# Survey analysis
Analyse the results from the [languages survey](https://forms.gle/5b3mZRVcgAsoNG1FA)

In [1]:
all_langs = ['Python', 'Java', 'JavaScript', 'TypeScript', 'PHP', 'SQL', 'C', 'C++', 'C#',
             'Ruby', 'R', 'Matlab', 'Go', 'Rust', 'Objective-C', 'Swift', 'Visual Basic',
             'Perl', 'Cobol', 'Fortran', 'Lisp', 'Assembly', 'Kotlin', 'Dart', 'Scala',
             'Lua', 'Delphi', 'Haskell', 'Julia', 'Clojure', 'Elixir', 'Pascal']

## Load data

In [2]:
import csv

with open('../data/Programming language - responses.csv') as file:
    file.readline()
    reader = csv.DictReader(file, fieldnames=['timestamp', 'languages', 'years'])
    results = [lang for line in reader for lang in line['languages'].split(", ")]

print(len(results))
print(results)

72
['Python', 'Java', 'JavaScript', 'PHP', 'SQL', 'C', 'Ruby', 'Go', 'Objective-C', 'Perl', 'Python', 'JavaScript', 'SQL', 'Python', 'SQL', 'C', 'Python', 'Java', 'JavaScript', 'TypeScript', 'SQL', 'C#', 'Ruby', 'Go', 'Rust', 'Visual Basic', 'Perl', 'Lisp', 'Assembly', 'Scala', 'Lua', 'Haskell', 'Clojure', 'Python', 'Ruby', 'Go', 'Python', 'Fortran', 'Python', 'Ruby', 'Go', 'Python', 'Python', 'JavaScript', 'SQL', 'Ruby', 'Python', 'Python', 'Java', 'JavaScript', 'TypeScript', 'PHP', 'SQL', 'C', 'C++', 'C#', 'R', 'Matlab', 'Objective-C', 'Swift', 'Visual Basic', 'Perl', 'Assembly', 'Scala', 'Delphi', 'Pascal', 'Python', 'Python', 'R', 'Matlab', 'Python', 'Ruby']


## Find number of languages known
Print `"{# known by class} / {# in list} languages known by this class (as %)"`.

E.g. **12/21 languages known by this class (57%)**

In [3]:
unique_langs = set(results)
num_known = len(unique_langs)
num_all = len(all_langs)
print(f"{num_known} / {num_all} languages known by this class ({round(num_known/num_all * 100)}%)")

27 / 32 languages known by this class (84%)
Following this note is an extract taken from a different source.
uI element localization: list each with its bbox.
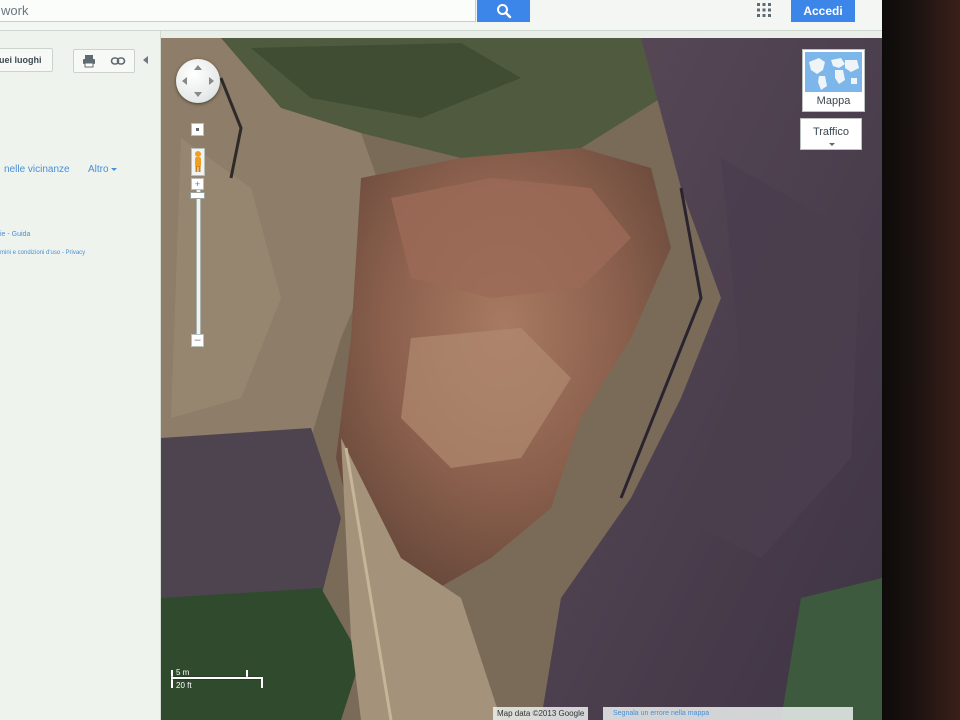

## List languages not known by anyone in the class

In [4]:
not_known = set(all_langs) - unique_langs
print(not_known)

{'Julia', 'Dart', 'Elixir', 'Cobol', 'Kotlin'}


## Rank languages by most commonly known
Print each language as `"{position}: {language} ({percent_known}%)"`, in order from most to least known

e.g. **1: Python (93%)**

In [5]:
from collections import Counter

langs_by_count = Counter(results)
langs_by_count.update(not_known)
langs_by_count.subtract(not_known)

In [6]:
for i, (lang, count) in enumerate(langs_by_count.most_common()):
    print(f"{i + 1}: {lang} ({count})")

1: Python (14)
2: SQL (6)
3: Ruby (6)
4: JavaScript (5)
5: Go (4)
6: Java (3)
7: C (3)
8: Perl (3)
9: PHP (2)
10: Objective-C (2)
11: TypeScript (2)
12: C# (2)
13: Visual Basic (2)
14: Assembly (2)
15: Scala (2)
16: R (2)
17: Matlab (2)
18: Rust (1)
19: Lisp (1)
20: Lua (1)
21: Haskell (1)
22: Clojure (1)
23: Fortran (1)
24: C++ (1)
25: Swift (1)
26: Delphi (1)
27: Pascal (1)
28: Julia (0)
29: Dart (0)
30: Elixir (0)
31: Cobol (0)
32: Kotlin (0)